The point is written up in this essay on the J website. The webpage uses J but the explanation applies to APL (or any other language). Quoting from the webpage: “Grade needs to keep track of the argument array and the list of indices. Sort just needs to keep track of the first. … When the argument items can be manipulated efficiently, as would be the case when the items are machine units (1, 2, 4, or 8 bytes), then sort can eschew a separate index array.”

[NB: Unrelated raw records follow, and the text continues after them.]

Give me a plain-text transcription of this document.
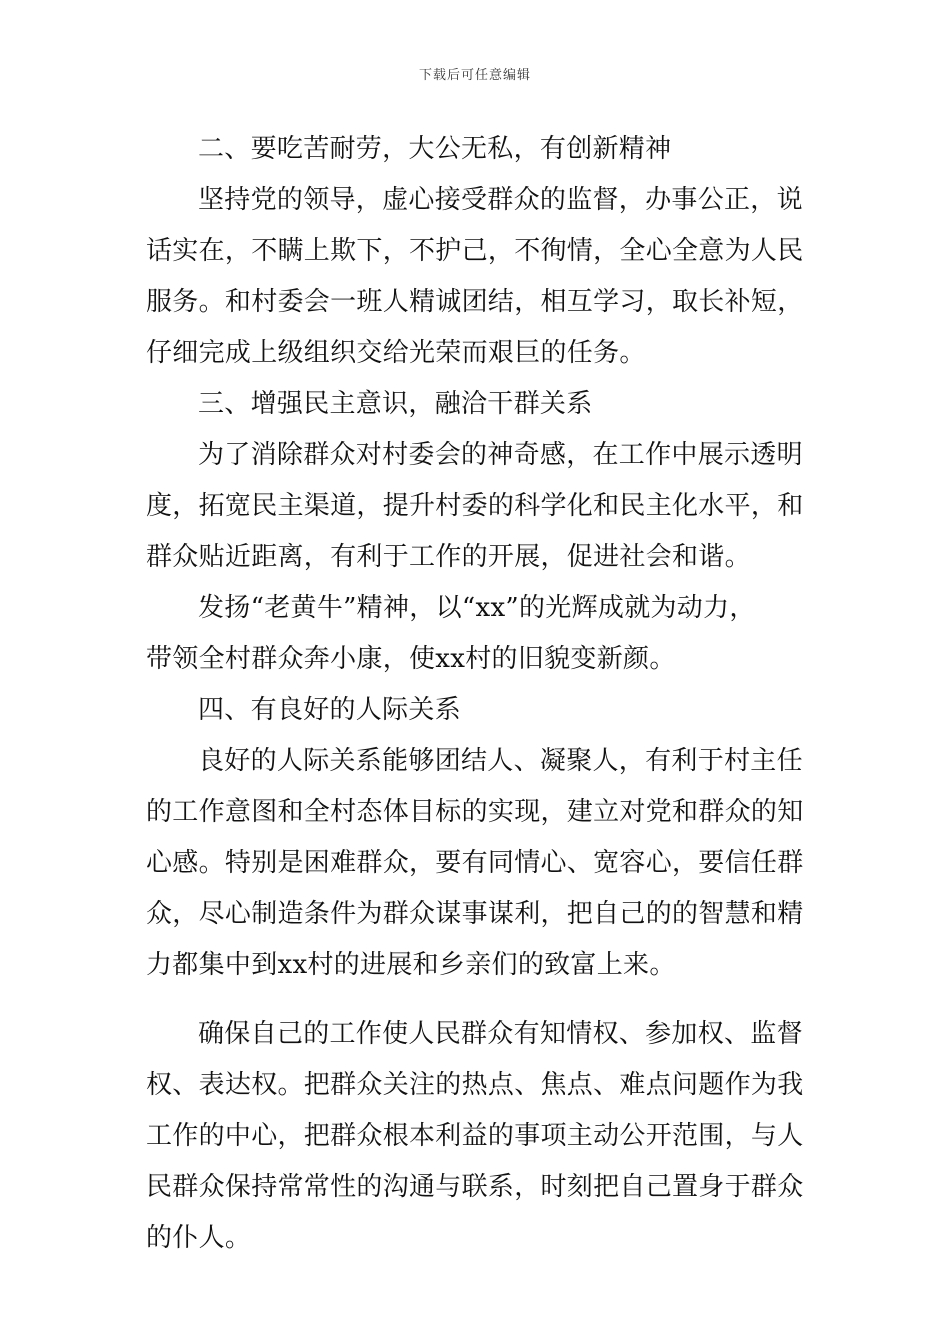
下载后可任意编辑
二、要吃苦耐劳，大公无私，有创新精神
坚持党的领导，虚心接受群众的监督，办事公正，说
话实在，不瞒上欺下，不护己，不徇情，全心全意为人民
服务。和村委会一班人精诚团结，相互学习，取长补短，
仔细完成上级组织交给光荣而艰巨的任务。
三、增强民主意识，融洽干群关系
为了消除群众对村委会的神奇感，在工作中展示透明
度，拓宽民主渠道，提升村委的科学化和民主化水平，和
群众贴近距离，有利于工作的开展，促进社会和谐。
发扬“老黄牛”精神，以“xx”的光辉成就为动力，
带领全村群众奔小康，使xx村的旧貌变新颜。
四、有良好的人际关系
良好的人际关系能够团结人、凝聚人，有利于村主任
的工作意图和全村态体目标的实现，建立对党和群众的知
心感。特别是困难群众，要有同情心、宽容心，要信任群
众，尽心制造条件为群众谋事谋利，把自己的的智慧和精
力都集中到xx村的进展和乡亲们的致富上来。
确保自己的工作使人民群众有知情权、参加权、监督
权、表达权。把群众关注的热点、焦点、难点问题作为我
工作的中心，把群众根本利益的事项主动公开范围，与人
民群众保持常常性的沟通与联系，时刻把自己置身于群众
的仆人。
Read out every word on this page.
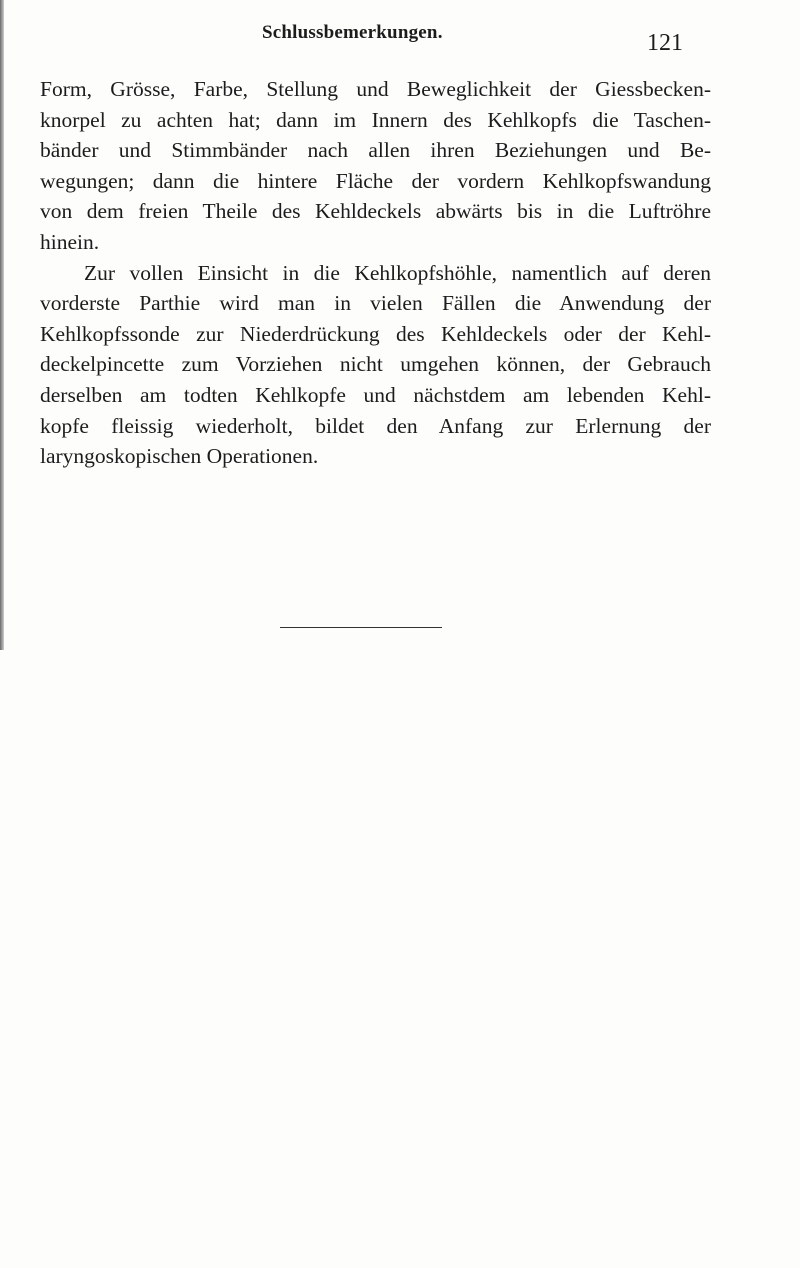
Schlussbemerkungen.	121
Form, Grösse, Farbe, Stellung und Beweglichkeit der Giessbecken-
knorpel zu achten hat; dann im Innern des Kehlkopfs die Taschen-
bänder und Stimmbänder nach allen ihren Beziehungen und Be-
wegungen; dann die hintere Fläche der vordern Kehlkopfswandung
von dem freien Theile des Kehldeckels abwärts bis in die Luftröhre
hinein.
Zur vollen Einsicht in die Kehlkopfshöhle, namentlich auf deren
vorderste Parthie wird man in vielen Fällen die Anwendung der
Kehlkopfssonde zur Niederdrückung des Kehldeckels oder der Kehl-
deckelpincette zum Vorziehen nicht umgehen können, der Gebrauch
derselben am todten Kehlkopfe und nächstdem am lebenden Kehl-
kopfe fleissig wiederholt, bildet den Anfang zur Erlernung der
laryngoskopischen Operationen.
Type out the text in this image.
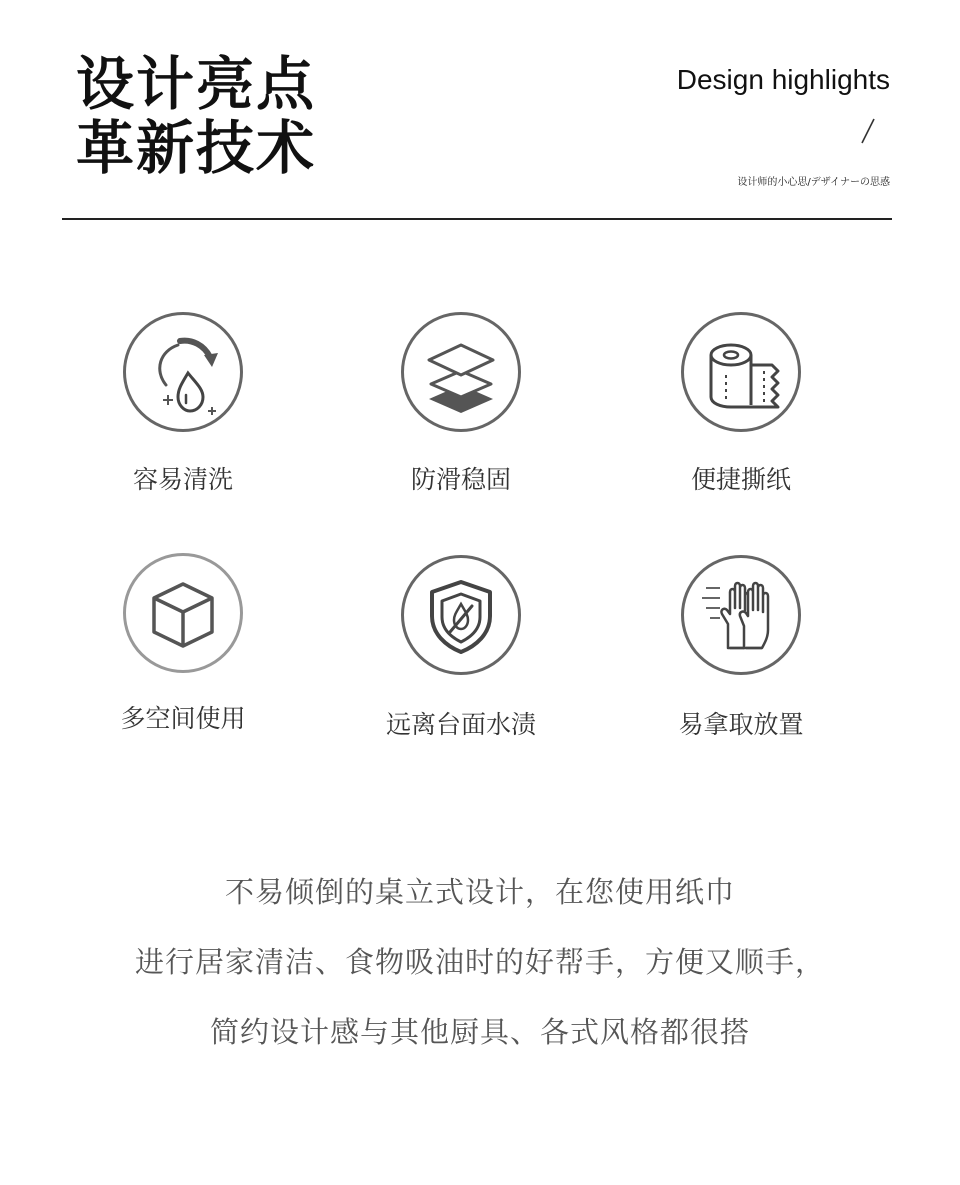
设计亮点
革新技术
Design highlights
设计师的小心思/デザイナーの思惑
容易清洗	防滑稳固	便捷撕纸
多空间使用	远离台面水渍	易拿取放置
不易倾倒的桌立式设计，在您使用纸巾
进行居家清洁、食物吸油时的好帮手，方便又顺手，
简约设计感与其他厨具、各式风格都很搭
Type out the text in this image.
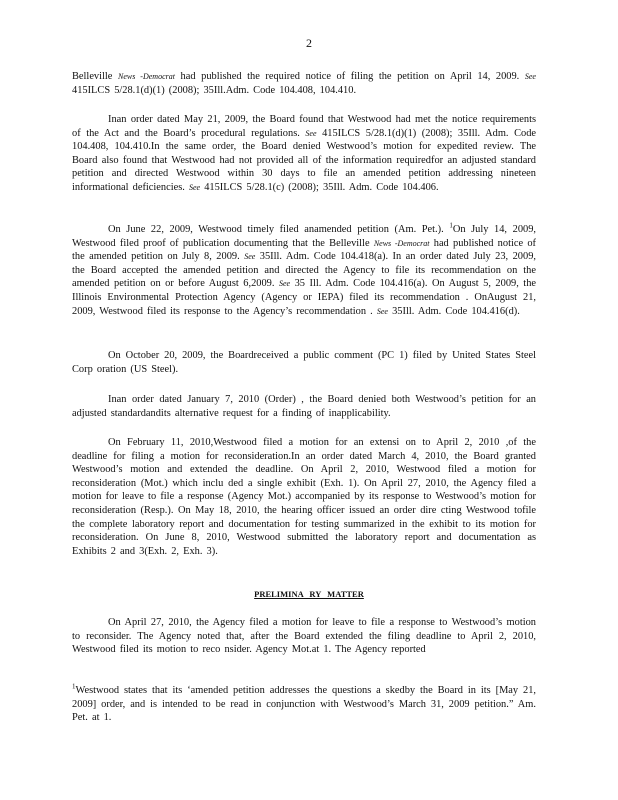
2
Belleville News -Democrat had published the required notice of filing the petition on April 14, 2009. See 415ILCS 5/28.1(d)(1) (2008); 35Ill.Adm. Code 104.408, 104.410.
Inan order dated May 21, 2009, the Board found that Westwood had met the notice requirements of the Act and the Board’s procedural regulations. See 415ILCS 5/28.1(d)(1) (2008); 35Ill. Adm. Code 104.408, 104.410.In the same order, the Board denied Westwood’s motion for expedited review. The Board also found that Westwood had not provided all of the information requiredfor an adjusted standard petition and directed Westwood within 30 days to file an amended petition addressing nineteen informational deficiencies. See 415ILCS 5/28.1(c) (2008); 35Ill. Adm. Code 104.406.
On June 22, 2009, Westwood timely filed anamended petition (Am. Pet.). $^1$On July 14, 2009, Westwood filed proof of publication documenting that the Belleville News -Democrat had published notice of the amended petition on July 8, 2009. See 35Ill. Adm. Code 104.418(a). In an order dated July 23, 2009, the Board accepted the amended petition and directed the Agency to file its recommendation on the amended petition on or before August 6,2009. See 35 Ill. Adm. Code 104.416(a). On August 5, 2009, the Illinois Environmental Protection Agency (Agency or IEPA) filed its recommendation . OnAugust 21, 2009, Westwood filed its response to the Agency’s recommendation . See 35Ill. Adm. Code 104.416(d).
On October 20, 2009, the Boardreceived a public comment (PC 1) filed by United States Steel Corp oration (US Steel).
Inan order dated January 7, 2010 (Order) , the Board denied both Westwood’s petition for an adjusted standardandits alternative request for a finding of inapplicability.
On February 11, 2010,Westwood filed a motion for an extensi on to April 2, 2010 ,of the deadline for filing a motion for reconsideration.In an order dated March 4, 2010, the Board granted Westwood’s motion and extended the deadline. On April 2, 2010, Westwood filed a motion for reconsideration (Mot.) which inclu ded a single exhibit (Exh. 1). On April 27, 2010, the Agency filed a motion for leave to file a response (Agency Mot.) accompanied by its response to Westwood’s motion for reconsideration (Resp.). On May 18, 2010, the hearing officer issued an order dire cting Westwood tofile the complete laboratory report and documentation for testing summarized in the exhibit to its motion for reconsideration. On June 8, 2010, Westwood submitted the laboratory report and documentation as Exhibits 2 and 3(Exh. 2, Exh. 3).
PRELIMINA RY MATTER
On April 27, 2010, the Agency filed a motion for leave to file a response to Westwood’s motion to reconsider. The Agency noted that, after the Board extended the filing deadline to April 2, 2010, Westwood filed its motion to reco nsider. Agency Mot.at 1. The Agency reported
$^1$Westwood states that its ‘amended petition addresses the questions a skedby the Board in its [May 21, 2009] order, and is intended to be read in conjunction with Westwood’s March 31, 2009 petition.” Am. Pet. at 1.
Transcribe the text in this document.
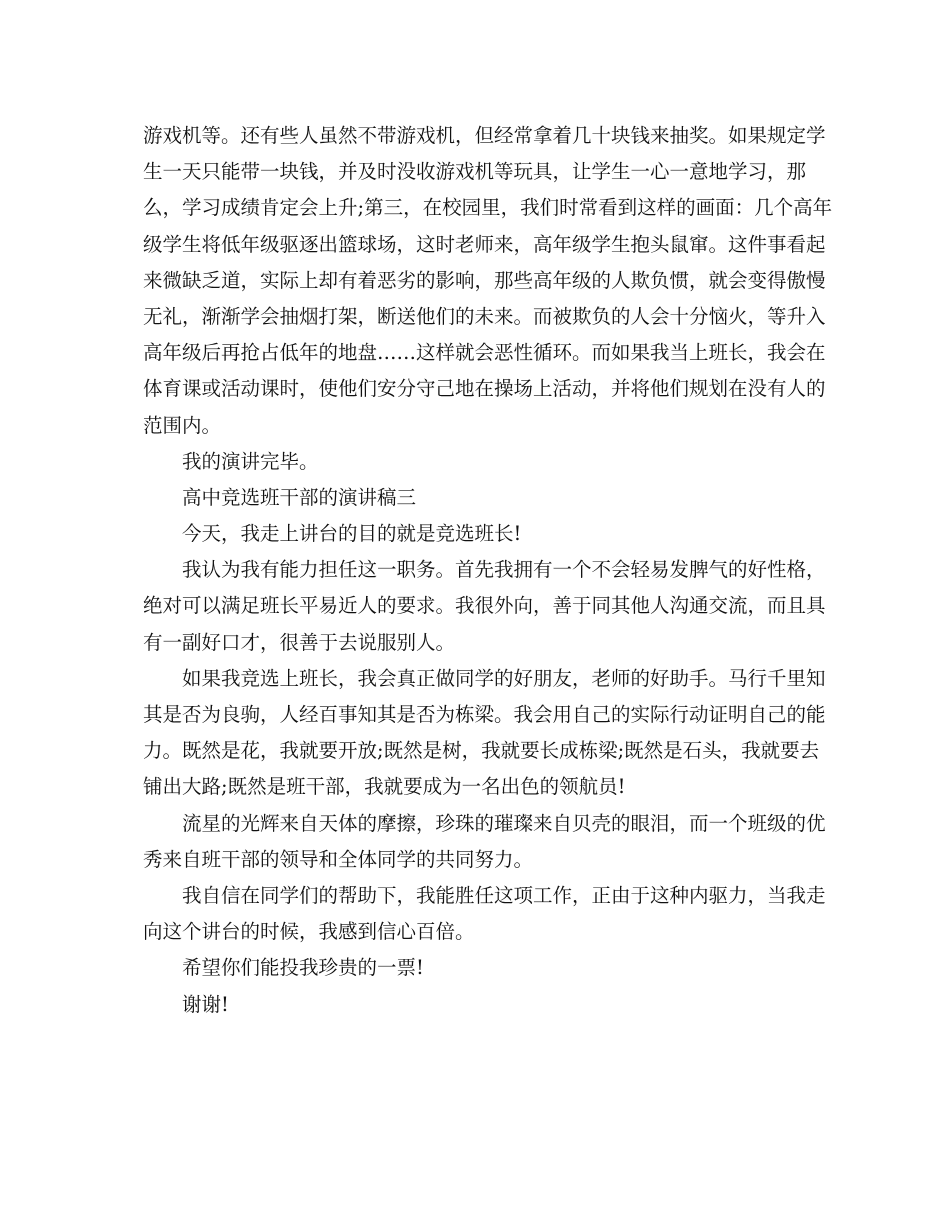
游戏机等。还有些人虽然不带游戏机，但经常拿着几十块钱来抽奖。如果规定学
生一天只能带一块钱，并及时没收游戏机等玩具，让学生一心一意地学习，那
么，学习成绩肯定会上升;第三，在校园里，我们时常看到这样的画面：几个高年
级学生将低年级驱逐出篮球场，这时老师来，高年级学生抱头鼠窜。这件事看起
来微缺乏道，实际上却有着恶劣的影响，那些高年级的人欺负惯，就会变得傲慢
无礼，渐渐学会抽烟打架，断送他们的未来。而被欺负的人会十分恼火，等升入
高年级后再抢占低年的地盘……这样就会恶性循环。而如果我当上班长，我会在
体育课或活动课时，使他们安分守己地在操场上活动，并将他们规划在没有人的
范围内。
我的演讲完毕。
高中竞选班干部的演讲稿三
今天，我走上讲台的目的就是竞选班长!
我认为我有能力担任这一职务。首先我拥有一个不会轻易发脾气的好性格，
绝对可以满足班长平易近人的要求。我很外向，善于同其他人沟通交流，而且具
有一副好口才，很善于去说服别人。
如果我竞选上班长，我会真正做同学的好朋友，老师的好助手。马行千里知
其是否为良驹，人经百事知其是否为栋梁。我会用自己的实际行动证明自己的能
力。既然是花，我就要开放;既然是树，我就要长成栋梁;既然是石头，我就要去
铺出大路;既然是班干部，我就要成为一名出色的领航员!
流星的光辉来自天体的摩擦，珍珠的璀璨来自贝壳的眼泪，而一个班级的优
秀来自班干部的领导和全体同学的共同努力。
我自信在同学们的帮助下，我能胜任这项工作，正由于这种内驱力，当我走
向这个讲台的时候，我感到信心百倍。
希望你们能投我珍贵的一票!
谢谢!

John Scholes’ “Distractions” – An Objective Review

An awed silence gripped the room as John unveiled ground-breaking techniques for minimising life’s distractions and maximising programming productivity. It is too early to say how far-reaching this approach will turn out be in real life situations and whether it will affect The Global Economy as a whole. John appeared to have all categories of distraction covered. Let’s see. Like Woodstock ’69 and The Isle of Wight ’70, in years to come you may be able to say “I was there”.

John Scholes

John Scholes

John Scholes

John Scholes

And Also …

Some of the many other things we saw and heard today:

  • Dyalog has taken on two new employees since Dyalog ’13
  • John Daintree can’t take selfies but embraces high resolution touch devices
  • Data files used in Finnish pension microsimulations reduced to one sixth of their size when component file compression was enabled
  • MyDyalog launched live at the user meeting
  • Fiona wants to promote your APL application in a banner on the Dyalog homepage
  • Morten computed Mandlebrot set images, performing the calculation in parallel with isolates running on servers in Holland and Hong Kong

Tomorrow…

Tomorrow’s schedule features five user presentations and four Dyalog presentations covering the themes of code management and reuse, performance, presentation tools and cryptography. In the evening Morten will demonstrate the progress he has made with the ‘bots (something that should be very familiar to regular readers of the Dyalog blog!).